El 26 de enero en Bolonia -la roja desde que existe la República (1946)-  votará en las  elecciones autonómicas anticipadas que celebrará la Emilia Romagna y Salvini ha manifestado la voluntad de "expulsar" al gobierno regional. Hace tres semanas atrás lo consiguió en Umbría, después de 49 años de gobiernos de izquierdas.

Cuando las sardinas se plantan en una plaza, además de pancartas, llevan una sardina de papel o cartón en las manos. "Soy una sardina napolitana", enarbolaba una señora madura. "Soy una sardina sarda", decía otro probablemente llegado de Cerdeña. "La gente sentía la necesidad de volver a la calle sin teatrinos (políticos), no lo hacían desde hace años, era necesario dar una señal", explica Mattia Sartori, uno de los cuatro promotores de "las sardinas".

"Ha sonado un despertador colectivo, Salvini parece la única voz en campo, pero desde el jueves ya no es así", esplica Sartori. "Bologna non se liga", gritaban  jugando con el nombre del partido de Salvini. "Módena no se liga", hicieron eco a los pocos días los jóvenes de Módena.

Cantando 'Bella Ciao'

El canto de 'Bella Ciao' que suena en estos originales 'flashmob' produce la misma o mayor emoción que cuando resuena en 'La casa de papel'. En cada ciudad, se unen a ellos familias enteras con los hijos y ancianos probablemente excomunistas, que permanecían en sus casas e incrédulos frente a la inactividad y desorientación de su referente, el Partido Demócrata (PD. "Salvini nos ha unido", dicen ahora.

La salida a la calle de este movimiento sin banderas ni partidos ha provocado reacciones de sorpresa, admiración y vergüenza de parte de los políticos, tanto de la derecha como de la izquierda.
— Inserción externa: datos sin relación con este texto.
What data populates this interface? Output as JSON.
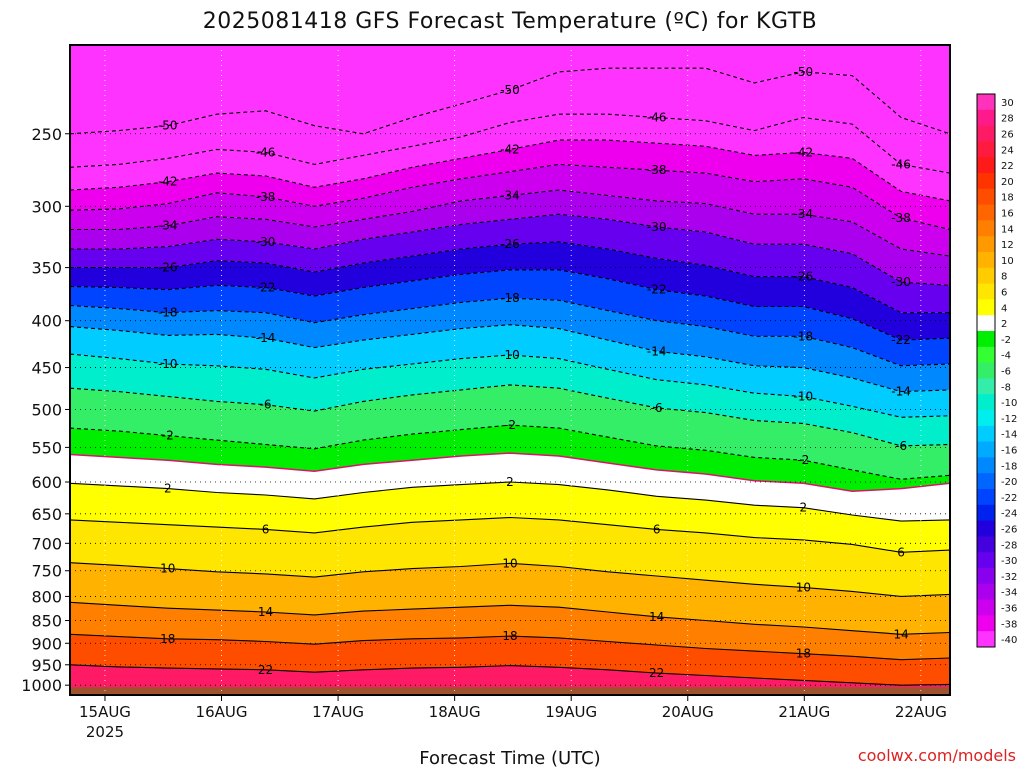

Salvini les ha invitado a rezar y ha asegurado que son "imbéciles, de los centros sociales de izquierda y los nuevos escuadrones".
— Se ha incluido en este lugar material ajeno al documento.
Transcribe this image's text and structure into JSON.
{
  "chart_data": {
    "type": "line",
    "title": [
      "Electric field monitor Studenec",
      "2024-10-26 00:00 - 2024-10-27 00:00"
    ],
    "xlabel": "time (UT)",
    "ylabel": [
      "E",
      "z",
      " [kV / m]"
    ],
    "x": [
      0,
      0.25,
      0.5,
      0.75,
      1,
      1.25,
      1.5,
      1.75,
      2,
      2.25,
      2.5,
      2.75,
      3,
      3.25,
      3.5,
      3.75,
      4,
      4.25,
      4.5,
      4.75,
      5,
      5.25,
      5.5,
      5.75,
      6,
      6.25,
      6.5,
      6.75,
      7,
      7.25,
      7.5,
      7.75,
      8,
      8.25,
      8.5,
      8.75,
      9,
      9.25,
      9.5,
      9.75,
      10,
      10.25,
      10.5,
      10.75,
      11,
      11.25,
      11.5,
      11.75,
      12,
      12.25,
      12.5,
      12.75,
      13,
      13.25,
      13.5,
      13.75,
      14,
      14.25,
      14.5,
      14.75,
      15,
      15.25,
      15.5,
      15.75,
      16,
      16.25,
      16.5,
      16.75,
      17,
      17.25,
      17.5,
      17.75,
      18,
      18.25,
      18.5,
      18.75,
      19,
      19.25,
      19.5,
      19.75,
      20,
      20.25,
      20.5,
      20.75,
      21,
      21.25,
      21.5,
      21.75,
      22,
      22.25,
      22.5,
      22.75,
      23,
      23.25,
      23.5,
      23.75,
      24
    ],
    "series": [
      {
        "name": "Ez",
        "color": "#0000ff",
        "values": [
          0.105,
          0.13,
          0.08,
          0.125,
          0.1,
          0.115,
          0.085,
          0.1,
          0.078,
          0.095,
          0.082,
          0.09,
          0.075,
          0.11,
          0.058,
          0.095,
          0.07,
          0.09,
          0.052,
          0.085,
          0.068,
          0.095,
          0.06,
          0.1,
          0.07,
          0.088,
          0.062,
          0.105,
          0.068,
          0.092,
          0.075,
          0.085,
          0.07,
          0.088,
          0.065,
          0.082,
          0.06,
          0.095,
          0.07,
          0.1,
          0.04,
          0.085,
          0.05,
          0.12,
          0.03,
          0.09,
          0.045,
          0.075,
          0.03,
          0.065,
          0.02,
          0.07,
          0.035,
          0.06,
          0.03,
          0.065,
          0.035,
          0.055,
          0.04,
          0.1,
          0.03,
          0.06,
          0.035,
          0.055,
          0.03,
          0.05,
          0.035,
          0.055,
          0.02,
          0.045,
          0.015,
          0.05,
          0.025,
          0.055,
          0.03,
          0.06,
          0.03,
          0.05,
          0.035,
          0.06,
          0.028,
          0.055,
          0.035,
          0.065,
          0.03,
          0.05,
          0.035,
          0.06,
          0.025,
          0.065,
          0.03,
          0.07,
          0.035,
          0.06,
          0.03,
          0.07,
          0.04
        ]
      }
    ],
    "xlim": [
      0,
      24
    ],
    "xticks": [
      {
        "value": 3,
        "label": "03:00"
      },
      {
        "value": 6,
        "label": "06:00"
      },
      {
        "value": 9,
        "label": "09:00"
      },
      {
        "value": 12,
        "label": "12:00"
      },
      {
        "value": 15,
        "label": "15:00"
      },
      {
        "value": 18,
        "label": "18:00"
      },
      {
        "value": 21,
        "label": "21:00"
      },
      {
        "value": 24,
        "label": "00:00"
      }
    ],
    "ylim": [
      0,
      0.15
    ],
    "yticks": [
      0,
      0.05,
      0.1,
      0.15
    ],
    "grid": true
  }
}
Samar Zaoui, italiana, es una de las organizadoras de las sentadas multitudinarias y en días pasados publicó en Facebook  la foto  un Salvini cabeza abajo y la frase "necesitaríamos a un justiciero social, de aquellos que aparecen en la historia, que después de haber matado son marcados como anaquistas".  Los cuatro promotores de las sardinas la han discretamente apartado para no dar bazas a la Liga.

"Rezad, que Dios os escucha", ha rebatido Salvini, envalentonado desde que, en días pasados, el potente expresidente de los obipos italianos CEI), Camillo Ruini, le echara un cable. "No comparto la imagen totalmente negativa de Salvini, pienso que cuenta con notables perspectivas ante sí, aunque necesita madurar algunos aspectos, por lo que el diálogo con él me parece un deber", dijo el señor cardenal.

Apoyo eclesial

Tres días después, su eminencia y Salvini se reunieron en privado y sin fotos. La historia enseña que la mayoría de las jerarquías católicas italianas han apoyado siempre a los partidos más votados, o haciendo incluso propaganda electoral indirecta, como cuando en los años 50 los curas decían en los sermones que "hay que votar a un partido demócrata y cristiano", lo que, repetido en rápida sucesión sonaba como  "democratacristiano". La matuvieron durante 40 años.

"Se buscan sardinas", selee en las páginas de Facebook de los jóvenes de Benevento, en Campania (Nápoles), en previsión de la próxima visita de Salvini. Desde Emilia-Romagna escribieron la convocatoria, via redes sociales, diciendo que"nos encontraremos con viento o lluvia, para recordar a todos que Emilia no es la que relata Salvini, no es una tierra de odio y racismo, sino de paz, honradez, de las tradiciones y valores de la Resistencia (contra el nazifascismo)". Llovía torrencialmente.